After Us looks fantastic: a little bit of Abzu without the flippers and a little bit of journey with more powers. You play as Gaia, Mother Earth, as the end of the world has arrived and the last creatures of the world have died. It would be best if you found where they are, capture their souls, and return them to the Mother Ark.


All the while facing off against the creatures that have done this, platforming and free running across an incredibly outstanding-looking organic and technologically advanced world.


Let's be honest. This could be a downer. I haven't seen anyone who makes games like this where the end result is some feel-good trip across the states, like a Woody Harralson simulator. They are usually dour and endlessly sad romps. However, the change of playing as Woody in a game delights me.

But if you are into this kind of stuff, After Us looks great and comes on May 23



Miasma Chronicles


Mutant Year Zero had a lot of ideas, but it just seemed to need to hit the right spots.

Enter the company's next game, the Miasma Chronicles.


You are facing off against enemies across a destroyed American against a new enemy force, the Miasma. You play as Elvis, teamed up with a robotic caregiver brother and the power to control the evil force.
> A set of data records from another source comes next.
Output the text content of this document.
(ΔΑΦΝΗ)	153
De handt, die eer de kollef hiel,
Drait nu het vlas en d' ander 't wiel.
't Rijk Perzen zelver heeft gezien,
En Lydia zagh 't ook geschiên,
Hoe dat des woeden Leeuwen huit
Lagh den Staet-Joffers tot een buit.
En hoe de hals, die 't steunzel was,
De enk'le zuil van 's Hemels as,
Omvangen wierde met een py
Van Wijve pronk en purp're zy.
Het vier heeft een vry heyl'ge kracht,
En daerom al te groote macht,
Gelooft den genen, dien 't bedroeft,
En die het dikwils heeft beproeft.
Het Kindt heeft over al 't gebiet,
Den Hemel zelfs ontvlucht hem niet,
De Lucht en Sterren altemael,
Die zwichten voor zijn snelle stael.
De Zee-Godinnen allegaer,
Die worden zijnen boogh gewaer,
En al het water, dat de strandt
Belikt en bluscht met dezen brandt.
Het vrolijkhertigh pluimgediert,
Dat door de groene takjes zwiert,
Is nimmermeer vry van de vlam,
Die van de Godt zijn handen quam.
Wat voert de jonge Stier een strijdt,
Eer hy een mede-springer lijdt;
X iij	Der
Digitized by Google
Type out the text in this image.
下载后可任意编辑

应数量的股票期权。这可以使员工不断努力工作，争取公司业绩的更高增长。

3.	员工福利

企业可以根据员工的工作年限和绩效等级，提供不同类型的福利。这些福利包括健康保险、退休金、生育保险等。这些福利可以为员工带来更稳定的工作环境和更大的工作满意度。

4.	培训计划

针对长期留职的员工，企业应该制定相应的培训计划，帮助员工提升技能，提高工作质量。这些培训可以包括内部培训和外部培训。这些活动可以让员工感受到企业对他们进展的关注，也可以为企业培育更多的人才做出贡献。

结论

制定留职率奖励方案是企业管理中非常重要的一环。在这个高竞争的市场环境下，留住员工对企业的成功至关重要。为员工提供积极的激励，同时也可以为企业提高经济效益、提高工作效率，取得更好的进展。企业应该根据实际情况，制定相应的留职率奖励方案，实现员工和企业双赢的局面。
You have to go out and explore, take on enemies in turned-based actions, and discover what has happened in a post-apocalyptic America.

They have weird powers, many upgrades, and offensive and defensive abilities. You can bet this game will be about stealth and slaughtering the heady mix of pushing a movement too far before everyone sees you and then taking them all out. That was one of the better parts of Mutant year zero, and frankly, this world seems more interesting.


The Lord of the Rings Gollum.


It's a game about the long 's' sayer known as Gollum, a stealth game. That supposedly tells the story of figuring out how to stay alive in middle earth when it was at its most dangerous.

Gollum appears to be an actual stealth game; while he can kill if he needs to, the best way to get through the game is truth stealth cause, let's face it, Gollum is no Legolas.

However, the game appears to do more than that, mixing the duel layers of attitudes that Gollum had, the original peaceful and stealthy Smeagal, and then the evil and viscous Gollum and how all that plays out is going to be the difference between this game feeling like something special or something specially made to suck off the lifeblood of whatever Middle Earth is worth right now.


Those are just some of the games coming out in May.